I want to begin by saying that I called technical support and received a reply that "TI is migrating support to our E2E (Engineer to Engineer) Community Forums" so it's not obvious whether someone at TI is actually working on this already, but in case they are the ID is: [SR THREAD ID: 1-RGDCD1]
The issue seems to happen after some time, so I expect it has to do with synchronizer failure, but in a nutshell here's what I have found:
The primary bus can be running at 33.33 MHz or 66.66 MHz and the issue occurs either way. In all cases I run the secondary bus at 33.00 MHz using the SEC_ASYNC_CLK as described in this earlier thread. On the secondary side I have an FPGA doing DMA to the host memory. This consists of a long sequence of 16-word (one cache line) memory write bursts to successive addresses. In the FPGA I was able to see that there was nothing unusual about the transactions occuring just before the lock up. I also had a PCI bus analyzer on the primary bus and saw nothing out of the ordinary just before the lock up. Transactions just before lockup were coming through in a handful of clock cycles, indicating that the bridge internal FIFO was empty or nearly empty. At lock up the bridge accepted an additional 64 words (256 bytes) of data from the FPGA that did not get passed through to the primary bus.
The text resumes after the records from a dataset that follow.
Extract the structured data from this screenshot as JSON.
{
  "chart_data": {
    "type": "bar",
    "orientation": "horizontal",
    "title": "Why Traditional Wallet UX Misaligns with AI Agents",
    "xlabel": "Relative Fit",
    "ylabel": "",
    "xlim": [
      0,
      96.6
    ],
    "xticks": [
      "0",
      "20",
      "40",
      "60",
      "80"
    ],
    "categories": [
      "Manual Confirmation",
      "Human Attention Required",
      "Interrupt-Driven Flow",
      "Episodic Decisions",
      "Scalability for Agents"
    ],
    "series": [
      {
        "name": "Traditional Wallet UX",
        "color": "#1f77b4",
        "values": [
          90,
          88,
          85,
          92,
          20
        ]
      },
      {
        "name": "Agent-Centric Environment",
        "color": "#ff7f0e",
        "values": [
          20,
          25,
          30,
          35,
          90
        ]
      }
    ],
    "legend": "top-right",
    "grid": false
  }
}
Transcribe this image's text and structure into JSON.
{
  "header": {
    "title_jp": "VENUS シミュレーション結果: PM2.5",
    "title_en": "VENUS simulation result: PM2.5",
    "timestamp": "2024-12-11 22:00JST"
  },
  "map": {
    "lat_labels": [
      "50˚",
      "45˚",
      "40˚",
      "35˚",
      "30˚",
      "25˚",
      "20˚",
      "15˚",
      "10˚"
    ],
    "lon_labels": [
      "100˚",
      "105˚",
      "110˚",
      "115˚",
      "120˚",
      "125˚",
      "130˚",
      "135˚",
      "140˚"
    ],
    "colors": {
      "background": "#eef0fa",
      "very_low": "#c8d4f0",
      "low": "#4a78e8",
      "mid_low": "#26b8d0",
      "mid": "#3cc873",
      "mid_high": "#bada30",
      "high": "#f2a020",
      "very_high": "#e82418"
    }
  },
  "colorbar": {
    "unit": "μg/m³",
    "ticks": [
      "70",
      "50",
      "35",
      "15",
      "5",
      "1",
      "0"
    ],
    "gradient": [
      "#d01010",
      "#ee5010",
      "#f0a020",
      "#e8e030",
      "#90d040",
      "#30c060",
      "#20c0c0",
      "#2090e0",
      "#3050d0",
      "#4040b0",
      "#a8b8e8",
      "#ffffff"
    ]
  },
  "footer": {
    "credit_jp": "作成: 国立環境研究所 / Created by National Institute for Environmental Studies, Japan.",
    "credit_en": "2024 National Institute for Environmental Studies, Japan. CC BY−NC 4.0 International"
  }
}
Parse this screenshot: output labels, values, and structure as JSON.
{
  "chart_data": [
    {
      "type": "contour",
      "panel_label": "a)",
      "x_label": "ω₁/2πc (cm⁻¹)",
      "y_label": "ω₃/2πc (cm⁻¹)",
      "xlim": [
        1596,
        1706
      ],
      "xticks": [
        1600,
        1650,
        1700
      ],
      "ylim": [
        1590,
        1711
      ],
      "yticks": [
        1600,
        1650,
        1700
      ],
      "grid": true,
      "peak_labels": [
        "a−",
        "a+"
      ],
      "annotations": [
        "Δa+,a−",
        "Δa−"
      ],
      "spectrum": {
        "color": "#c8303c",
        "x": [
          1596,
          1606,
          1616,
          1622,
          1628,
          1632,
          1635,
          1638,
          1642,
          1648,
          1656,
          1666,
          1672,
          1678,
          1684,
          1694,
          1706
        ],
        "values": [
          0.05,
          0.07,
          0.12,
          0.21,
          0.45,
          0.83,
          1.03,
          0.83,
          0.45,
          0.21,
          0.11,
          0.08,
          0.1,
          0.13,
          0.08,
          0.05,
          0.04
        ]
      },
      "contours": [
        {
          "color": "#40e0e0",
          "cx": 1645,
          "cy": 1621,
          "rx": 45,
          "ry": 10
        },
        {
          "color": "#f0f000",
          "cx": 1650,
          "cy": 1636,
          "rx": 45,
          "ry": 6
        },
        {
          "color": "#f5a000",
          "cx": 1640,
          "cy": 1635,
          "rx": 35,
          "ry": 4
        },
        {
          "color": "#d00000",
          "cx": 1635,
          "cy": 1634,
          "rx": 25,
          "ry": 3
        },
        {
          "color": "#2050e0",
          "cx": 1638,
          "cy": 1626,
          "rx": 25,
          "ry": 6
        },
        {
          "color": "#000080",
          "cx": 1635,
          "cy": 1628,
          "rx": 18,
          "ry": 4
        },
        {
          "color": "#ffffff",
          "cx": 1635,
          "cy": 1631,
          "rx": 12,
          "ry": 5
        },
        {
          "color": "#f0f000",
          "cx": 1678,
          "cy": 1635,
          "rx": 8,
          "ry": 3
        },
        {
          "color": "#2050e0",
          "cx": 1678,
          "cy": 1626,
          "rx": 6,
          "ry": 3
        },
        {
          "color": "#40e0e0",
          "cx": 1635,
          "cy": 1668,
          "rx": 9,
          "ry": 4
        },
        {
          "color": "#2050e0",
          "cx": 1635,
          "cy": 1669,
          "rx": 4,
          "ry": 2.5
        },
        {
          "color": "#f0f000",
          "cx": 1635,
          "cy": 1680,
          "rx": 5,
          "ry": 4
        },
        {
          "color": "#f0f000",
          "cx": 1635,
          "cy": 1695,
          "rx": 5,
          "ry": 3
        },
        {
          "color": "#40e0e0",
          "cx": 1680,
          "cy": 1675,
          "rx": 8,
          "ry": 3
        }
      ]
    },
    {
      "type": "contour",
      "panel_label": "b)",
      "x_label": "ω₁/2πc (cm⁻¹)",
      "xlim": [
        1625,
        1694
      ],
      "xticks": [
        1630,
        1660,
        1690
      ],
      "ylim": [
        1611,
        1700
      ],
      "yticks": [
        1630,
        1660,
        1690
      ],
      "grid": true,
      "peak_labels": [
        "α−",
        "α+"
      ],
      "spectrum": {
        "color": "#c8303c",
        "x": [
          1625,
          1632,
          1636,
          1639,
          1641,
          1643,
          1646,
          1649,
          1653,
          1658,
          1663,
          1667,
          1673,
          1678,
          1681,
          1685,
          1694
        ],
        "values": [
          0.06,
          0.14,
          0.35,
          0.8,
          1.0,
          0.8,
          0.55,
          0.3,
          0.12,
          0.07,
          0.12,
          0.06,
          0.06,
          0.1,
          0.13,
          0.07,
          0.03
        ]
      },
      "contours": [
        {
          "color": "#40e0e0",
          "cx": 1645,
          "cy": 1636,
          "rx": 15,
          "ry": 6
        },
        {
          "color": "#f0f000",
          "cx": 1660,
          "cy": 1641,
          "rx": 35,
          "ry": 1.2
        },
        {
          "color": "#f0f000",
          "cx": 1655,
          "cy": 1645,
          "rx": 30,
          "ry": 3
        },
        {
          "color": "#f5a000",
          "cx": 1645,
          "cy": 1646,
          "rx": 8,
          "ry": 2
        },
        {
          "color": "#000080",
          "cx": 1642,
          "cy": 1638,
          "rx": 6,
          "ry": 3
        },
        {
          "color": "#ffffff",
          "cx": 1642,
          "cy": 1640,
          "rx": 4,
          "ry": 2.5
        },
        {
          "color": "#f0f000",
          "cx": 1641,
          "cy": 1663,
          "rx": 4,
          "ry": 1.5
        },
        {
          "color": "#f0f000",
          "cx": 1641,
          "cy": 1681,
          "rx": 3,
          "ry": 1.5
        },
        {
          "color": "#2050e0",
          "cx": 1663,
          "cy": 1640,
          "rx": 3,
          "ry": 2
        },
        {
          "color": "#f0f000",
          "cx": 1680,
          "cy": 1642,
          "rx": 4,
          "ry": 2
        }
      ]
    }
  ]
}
All subsequent attempts by the FPGA to write were terminated with retry. Only resetting the bridge would allow further transactions in either direction after the lock up occurs.
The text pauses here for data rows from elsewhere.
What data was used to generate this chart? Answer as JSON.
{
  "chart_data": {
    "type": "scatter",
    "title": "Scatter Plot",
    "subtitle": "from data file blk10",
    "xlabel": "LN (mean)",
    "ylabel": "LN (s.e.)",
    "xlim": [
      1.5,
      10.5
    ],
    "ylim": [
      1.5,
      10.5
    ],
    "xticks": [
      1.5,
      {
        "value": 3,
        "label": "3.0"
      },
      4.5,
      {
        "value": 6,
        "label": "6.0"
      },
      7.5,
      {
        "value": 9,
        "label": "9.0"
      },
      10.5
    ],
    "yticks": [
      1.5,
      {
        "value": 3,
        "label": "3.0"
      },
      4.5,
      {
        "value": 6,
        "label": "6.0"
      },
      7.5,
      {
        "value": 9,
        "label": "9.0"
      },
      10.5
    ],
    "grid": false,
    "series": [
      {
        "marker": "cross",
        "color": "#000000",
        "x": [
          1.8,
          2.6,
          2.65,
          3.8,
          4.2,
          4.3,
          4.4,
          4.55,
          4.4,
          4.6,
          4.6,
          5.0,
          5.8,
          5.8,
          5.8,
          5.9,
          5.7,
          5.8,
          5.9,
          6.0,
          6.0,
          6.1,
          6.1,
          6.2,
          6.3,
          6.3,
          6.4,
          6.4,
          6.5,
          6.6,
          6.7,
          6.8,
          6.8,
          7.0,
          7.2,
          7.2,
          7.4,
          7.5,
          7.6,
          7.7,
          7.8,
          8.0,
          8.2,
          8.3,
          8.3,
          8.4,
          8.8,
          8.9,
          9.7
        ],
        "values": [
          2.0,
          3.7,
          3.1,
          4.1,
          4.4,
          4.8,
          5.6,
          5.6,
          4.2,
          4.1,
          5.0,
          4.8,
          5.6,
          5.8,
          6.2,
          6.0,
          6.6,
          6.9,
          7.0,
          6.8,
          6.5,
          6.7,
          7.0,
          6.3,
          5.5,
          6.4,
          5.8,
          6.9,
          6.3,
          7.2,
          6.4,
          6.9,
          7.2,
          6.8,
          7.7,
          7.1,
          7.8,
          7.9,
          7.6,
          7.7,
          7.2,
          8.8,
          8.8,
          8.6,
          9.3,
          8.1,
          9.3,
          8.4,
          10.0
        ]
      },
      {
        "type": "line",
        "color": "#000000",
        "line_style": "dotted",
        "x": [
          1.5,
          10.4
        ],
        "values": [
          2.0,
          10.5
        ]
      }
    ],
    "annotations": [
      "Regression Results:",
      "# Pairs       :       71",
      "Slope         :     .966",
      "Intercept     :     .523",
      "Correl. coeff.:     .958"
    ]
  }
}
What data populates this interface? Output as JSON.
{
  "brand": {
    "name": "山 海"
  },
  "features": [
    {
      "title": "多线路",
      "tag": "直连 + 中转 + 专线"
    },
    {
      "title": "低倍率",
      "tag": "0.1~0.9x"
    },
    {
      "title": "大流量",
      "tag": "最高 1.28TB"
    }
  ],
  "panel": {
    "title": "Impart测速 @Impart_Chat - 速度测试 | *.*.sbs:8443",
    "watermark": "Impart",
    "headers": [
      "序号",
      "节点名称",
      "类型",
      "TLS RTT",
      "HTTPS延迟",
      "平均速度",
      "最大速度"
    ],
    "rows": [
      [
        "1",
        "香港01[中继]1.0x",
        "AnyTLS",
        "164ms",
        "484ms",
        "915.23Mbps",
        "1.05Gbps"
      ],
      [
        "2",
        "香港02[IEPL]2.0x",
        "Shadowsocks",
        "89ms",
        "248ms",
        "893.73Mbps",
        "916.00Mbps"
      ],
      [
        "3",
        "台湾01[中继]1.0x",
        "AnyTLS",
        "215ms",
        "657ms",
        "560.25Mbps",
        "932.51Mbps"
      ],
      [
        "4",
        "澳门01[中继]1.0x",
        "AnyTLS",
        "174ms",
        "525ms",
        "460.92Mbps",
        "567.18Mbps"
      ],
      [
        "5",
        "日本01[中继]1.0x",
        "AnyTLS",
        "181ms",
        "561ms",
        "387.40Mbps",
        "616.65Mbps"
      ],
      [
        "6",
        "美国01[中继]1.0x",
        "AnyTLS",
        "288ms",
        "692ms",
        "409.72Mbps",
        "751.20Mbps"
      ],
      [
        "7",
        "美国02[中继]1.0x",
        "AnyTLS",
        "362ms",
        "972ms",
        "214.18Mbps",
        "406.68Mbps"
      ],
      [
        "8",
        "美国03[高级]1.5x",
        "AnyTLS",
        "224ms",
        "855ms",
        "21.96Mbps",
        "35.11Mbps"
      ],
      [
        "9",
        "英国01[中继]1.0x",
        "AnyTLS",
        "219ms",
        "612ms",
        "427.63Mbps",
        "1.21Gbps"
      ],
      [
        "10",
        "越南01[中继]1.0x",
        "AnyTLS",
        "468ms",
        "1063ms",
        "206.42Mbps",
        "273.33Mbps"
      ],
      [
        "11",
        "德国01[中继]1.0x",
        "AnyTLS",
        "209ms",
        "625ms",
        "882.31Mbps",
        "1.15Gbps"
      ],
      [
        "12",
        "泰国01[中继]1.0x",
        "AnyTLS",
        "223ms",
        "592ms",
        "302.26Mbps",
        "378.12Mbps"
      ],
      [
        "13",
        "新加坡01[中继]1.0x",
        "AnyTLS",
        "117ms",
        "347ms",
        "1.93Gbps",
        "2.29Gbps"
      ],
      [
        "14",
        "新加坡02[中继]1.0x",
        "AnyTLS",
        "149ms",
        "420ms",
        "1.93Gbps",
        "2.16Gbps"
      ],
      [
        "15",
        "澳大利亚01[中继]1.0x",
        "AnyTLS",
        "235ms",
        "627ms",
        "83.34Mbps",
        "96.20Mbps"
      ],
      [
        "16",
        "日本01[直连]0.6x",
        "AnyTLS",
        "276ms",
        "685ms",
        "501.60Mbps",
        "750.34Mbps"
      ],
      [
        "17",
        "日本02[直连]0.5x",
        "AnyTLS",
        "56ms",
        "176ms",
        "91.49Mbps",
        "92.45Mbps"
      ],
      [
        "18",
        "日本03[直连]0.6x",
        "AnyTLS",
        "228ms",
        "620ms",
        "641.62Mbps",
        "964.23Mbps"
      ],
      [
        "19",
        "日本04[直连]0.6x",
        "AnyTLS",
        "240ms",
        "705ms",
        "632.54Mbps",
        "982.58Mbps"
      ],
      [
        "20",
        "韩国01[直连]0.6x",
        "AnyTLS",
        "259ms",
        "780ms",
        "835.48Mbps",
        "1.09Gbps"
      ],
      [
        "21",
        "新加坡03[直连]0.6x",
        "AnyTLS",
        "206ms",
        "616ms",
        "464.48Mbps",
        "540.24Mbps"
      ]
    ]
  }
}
As noted in the thread title, this only happens when the clocks are asynchronous and write combining is enabled in the bridge. I can work around the issue by either turning off write combining or using the primary clock as the clock source. As turning off write combining is the simplest solution for my system, and write combining itself doesn't appear to improve throughput in these conditions, I have used this as the preferred workaround.
My question is whether there is any known errata for the PCI2060 that might explain this behavior. I did not see any errata for this device on the website.